Dublin Institute of Technology (IRELAND)
About this paper:
Appears in: EDULEARN14 Proceedings
Publication year: 2014
Pages: 5298-5303
ISBN: 978-84-617-0557-3
ISSN: 2340-1117
Conference name: 6th International Conference on Education and New Learning Technologies
Dates: 7-9 July, 2014
Location: Barcelona, Spain
The objective of this project was to develop a set of both theory and practical electrical exercises/assessments in the form of a diagnostic test to both help and assist motor apprentices with their course work as well as helping to improve their core skills of basic electricity and electronics during attendance of their ten week phase 6 motor apprenticeship off-the-job training course at the Dublin Institute of Technology.
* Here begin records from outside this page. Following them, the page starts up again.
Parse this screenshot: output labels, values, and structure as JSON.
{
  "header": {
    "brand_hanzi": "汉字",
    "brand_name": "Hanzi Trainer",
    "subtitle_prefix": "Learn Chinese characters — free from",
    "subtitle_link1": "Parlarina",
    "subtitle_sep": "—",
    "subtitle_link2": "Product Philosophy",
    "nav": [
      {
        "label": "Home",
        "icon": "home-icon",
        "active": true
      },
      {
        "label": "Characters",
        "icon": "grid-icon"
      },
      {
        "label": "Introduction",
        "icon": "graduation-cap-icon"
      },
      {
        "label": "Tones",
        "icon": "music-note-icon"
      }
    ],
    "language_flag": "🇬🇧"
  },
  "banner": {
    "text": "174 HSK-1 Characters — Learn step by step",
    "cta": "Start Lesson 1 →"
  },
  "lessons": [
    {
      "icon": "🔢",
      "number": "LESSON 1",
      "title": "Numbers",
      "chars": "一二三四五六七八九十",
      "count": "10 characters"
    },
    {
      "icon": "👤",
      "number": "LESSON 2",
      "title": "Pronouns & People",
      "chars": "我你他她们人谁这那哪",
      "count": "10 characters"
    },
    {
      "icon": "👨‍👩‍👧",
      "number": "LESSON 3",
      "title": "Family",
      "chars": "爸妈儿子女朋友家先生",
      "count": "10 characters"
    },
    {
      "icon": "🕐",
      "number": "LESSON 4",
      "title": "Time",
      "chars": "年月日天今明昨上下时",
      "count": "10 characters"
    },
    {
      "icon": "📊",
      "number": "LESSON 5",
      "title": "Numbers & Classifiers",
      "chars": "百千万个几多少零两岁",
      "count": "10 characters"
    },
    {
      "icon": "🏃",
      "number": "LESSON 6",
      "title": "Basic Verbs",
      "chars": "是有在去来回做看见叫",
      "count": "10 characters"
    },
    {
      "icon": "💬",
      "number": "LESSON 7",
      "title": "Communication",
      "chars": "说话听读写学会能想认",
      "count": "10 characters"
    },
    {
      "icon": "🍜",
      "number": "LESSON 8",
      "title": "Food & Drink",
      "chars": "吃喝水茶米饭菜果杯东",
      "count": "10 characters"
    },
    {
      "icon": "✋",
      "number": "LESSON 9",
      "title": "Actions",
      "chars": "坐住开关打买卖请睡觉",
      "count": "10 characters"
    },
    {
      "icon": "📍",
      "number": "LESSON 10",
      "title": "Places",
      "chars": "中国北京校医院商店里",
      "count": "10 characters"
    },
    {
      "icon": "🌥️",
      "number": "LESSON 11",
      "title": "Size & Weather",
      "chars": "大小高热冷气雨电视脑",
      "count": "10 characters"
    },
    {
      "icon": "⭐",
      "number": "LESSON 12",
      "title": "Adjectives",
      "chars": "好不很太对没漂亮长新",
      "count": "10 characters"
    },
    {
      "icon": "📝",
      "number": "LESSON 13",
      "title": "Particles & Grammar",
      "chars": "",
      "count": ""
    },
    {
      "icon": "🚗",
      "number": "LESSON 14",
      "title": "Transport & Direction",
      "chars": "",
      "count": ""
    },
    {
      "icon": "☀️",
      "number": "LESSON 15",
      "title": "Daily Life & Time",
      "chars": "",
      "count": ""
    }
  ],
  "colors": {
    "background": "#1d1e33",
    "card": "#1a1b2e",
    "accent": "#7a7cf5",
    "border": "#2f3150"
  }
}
The diagnostic test was conducted in two stages, one at the beginning of the ten week training course and the second one towards the end of the ten week course. Data obtained from the diagnostic test provided me with useful information regarding strengths and weakness in this subject area.

Many motor trade apprentice students enter the later years of their studies ill prepared for the level of material encountered. This is due to several factors including the level and knowledge of basic electricity and electrical/electronic principles.

A lot of basic material in these areas has been covered during earlier years of their training but by the time they reach the final year of their apprenticeship (phase 6) it is not safe to assume that they have a full grasp of the basics required.

Enormous advances in electronic technology throughout the 1980s and 1990s have brought about many changes in the status of automobile electricity and electronics. Changes are driven by safety as well as environmental reasons. Electronic control plays a major part in the operation of the modern internal combustion engine with regards to efficiency of operation as well as emission control. Electronics have also been integrated into vehicle steering and braking systems for safety reasons.

Apart from the above mentioned both hybrid, as well as full electric vehicles are now common place in today’s society. Due to the requirement to study vehicle technology throughout an apprenticeship as well as electrical/electronic systems playing a paramount role in the operation of all vehicle systems both the standard and level of electricity and electronics increases as a motor apprentice progresses through their apprenticeship.

It is therefore critical that these students have a full grasp of this subject both during and more importantly towards the end of their apprenticeship.

The main benefit of this project is to help improve core skills of motor apprentices that reflect modern changes and advancements in modern motor vehicle technology.
Assessment, motor apprentices, electricity and electronics.